En Tunisie où, face à la régularité d’Ennahdha, caracolent 216 partis aussi divisés, insignifiants, dispersés qu’inutiles, ne doit-on pas réviser la loi sur les partis et interdire ceux à référence religieuse et dont le but suprême est d’instaurer le royaume du ciel sur terre et non la démocratie?

Par Mohamed Fadhel Mokrani *

Le jeu démocratique suppose une alternance du pouvoir que dictent les résultats des urnes. Ces résultats évoluent d’une élection à une autre en fonction du degré de satisfaction de l’électorat par rapport aux partis politiques, à leurs programmes et leur réalisation. Ainsi des partis perdent-ils le pouvoir suite à un vote sanction et d’autres le récoltent en conséquence. Ceci a pour corollaire une fluctuation, d’une élection à une autre, du nombre d’électeurs en faveur de tel ou tel parti. Tous les partis politiques subissent cette règle et sont acculés à en tenir compte dans leur bilan à la suite de chaque suffrage.

Un parti au-dessus des règles démocratiques

Tous les partis ? Non ! Un seul échappe à cette sacro-sainte règle démocratique (sans jeu de mots) et se place en marge de celle-ci. C’est Ennahdha, le parti islamiste tunisien.

À l’instar de tous les groupes religieux et sous quelque dénomination que ce soit (Frères musulmans, Hamas, AKP, Ennahdha ou Ittijah Islami), les partis islamistes ne puisent pas leur vigueur et leur importance du degré de satisfaction des électeurs par rapport à leurs programmes ou aux solutions proposées pour améliorer les conditions de vie du citoyen, mais de la baraka divine, parfaite, indéfectible et immuable qu’ils monopolisent et dont ils distribuent les indulgences pour atténuer les peines de leurs brebis le jour du jugement dernier.

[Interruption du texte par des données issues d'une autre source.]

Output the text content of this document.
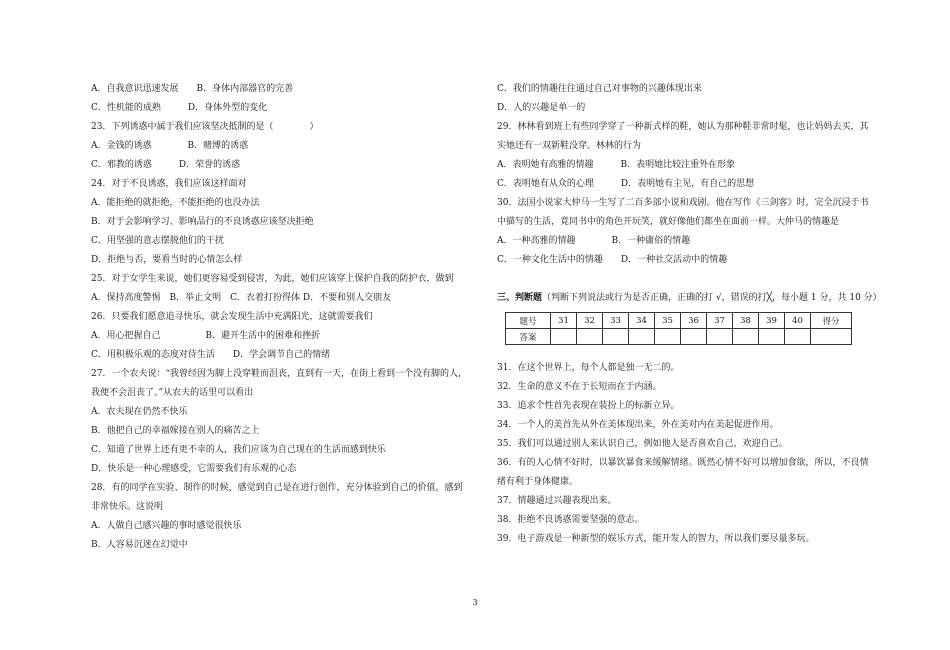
A．自我意识迅速发展　　B．身体内部器官的完善
C．性机能的成熟　　　D．身体外型的变化
23．下列诱惑中属于我们应该坚决抵制的是（　　　　）
A．金钱的诱惑　　　　B．赌博的诱惑
C．邪教的诱惑　　　D．荣誉的诱惑
24．对于不良诱惑，我们应该这样面对
A．能拒绝的就拒绝，不能拒绝的也没办法
B．对于会影响学习、影响品行的不良诱惑应该坚决拒绝
C．用坚强的意志摆脱他们的干扰
D．拒绝与否，要看当时的心情怎么样
25．对于女学生来说，她们更容易受到侵害，为此，她们应该穿上保护自我的防护衣，做到
A．保持高度警惕　B．举止文明　C．衣着打扮得体 D．不要和别人交朋友
26．只要我们愿意追寻快乐，就会发现生活中充满阳光，这就需要我们
A．用心把握自己　　　　　B．避开生活中的困难和挫折
C．用积极乐观的态度对待生活　　D．学会调节自己的情绪
27．一个农夫说：“我曾经因为脚上没穿鞋而沮丧，直到有一天，在街上看到一个没有脚的人，
我便不会沮丧了。”从农夫的话里可以看出
A．农夫现在仍然不快乐
B．他把自己的幸福嫁接在别人的痛苦之上
C．知道了世界上还有更不幸的人，我们应该为自己现在的生活而感到快乐
D．快乐是一种心理感受，它需要我们有乐观的心态
28．有的同学在实验、制作的时候，感觉到自己是在进行创作，充分体验到自己的价值，感到
非常快乐。这说明
A．人做自己感兴趣的事时感觉很快乐
B．人容易沉迷在幻觉中
C．我们的情趣往往通过自己对事物的兴趣体现出来
D．人的兴趣是单一的
29．林林看到班上有些同学穿了一种新式样的鞋，她认为那种鞋非常时髦，也让妈妈去买，其
实她还有一双新鞋没穿。林林的行为
A．表明她有高雅的情趣　　　B．表明她比较注重外在形象
C．表明她有从众的心理　　　D．表明她有主见，有自己的思想
30．法国小说家大仲马一生写了二百多部小说和戏剧。他在写作《三剑客》时，完全沉浸于书
中描写的生活，竟同书中的角色开玩笑，就好像他们都坐在面前一样。大仲马的情趣是
A．一种高雅的情趣　　　　B．一种庸俗的情趣
C．一种文化生活中的情趣　　D．一种社交活动中的情趣
三、判断题（判断下列说法或行为是否正确，正确的打 √，错误的打╳，每小题 1 分，共 10 分）
题号	31	32	33	34	35	36	37	38	39	40	得分
答案											
31．在这个世界上，每个人都是独一无二的。
32．生命的意义不在于长短而在于内涵。
33．追求个性首先表现在装扮上的标新立异。
34．一个人的美首先从外在美体现出来，外在美对内在美起促进作用。
35．我们可以通过别人来认识自己，例如他人是否喜欢自己，欢迎自己。
36．有的人心情不好时，以暴饮暴食来缓解情绪。既然心情不好可以增加食欲，所以，不良情
绪有利于身体健康。
37．情趣通过兴趣表现出来。
38．拒绝不良诱惑需要坚强的意志。
39．电子游戏是一种新型的娱乐方式，能开发人的智力，所以我们要尽量多玩。
3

Les adhérents à ce parti ne sont pas des membres mais des adeptes et les chefs ne sont pas des leaders mais des imams-prélats. On adhère à Ennahdha comme on rentre dans un ordre religieux.

On ne rejoint pas Ennahdha, on est marié à Ennahdha comme les prêtres le sont à l’Église. On y entre par un processus initiatique et on n’en sort que défroqué et voué aux feux de l’enfer éternel, sinon sous la cape d’un nouvel Éon pour se faufiler derrière les lignes ennemies et engager le travail de sape.

Face à la miraculeuse régularité d’Ennahdha, caracolent 216 partis aussi divisés, insignifiants, dispersés et inutiles les uns que les autres. Alors que ces formations gonflent et rétrécissent et parfois même se désagrègent au gré des suffrages et des événements politiques, alors qu’une partie de leurs députés, sans foi ni voix (sans jeux de mots) voyagent d’un parti à l’autre, à la recherche du plus généreux acquéreur, les électeurs d’Ennahdha étaient, sont et seront toujours les 18% de brebis qui ont rejoint l’ordre. Qu’il neige, qu’il pleuve ou qu’il vente, chaque élection drainera son lot des 18%.

La discipline spartiate d’un «parti-confrérie»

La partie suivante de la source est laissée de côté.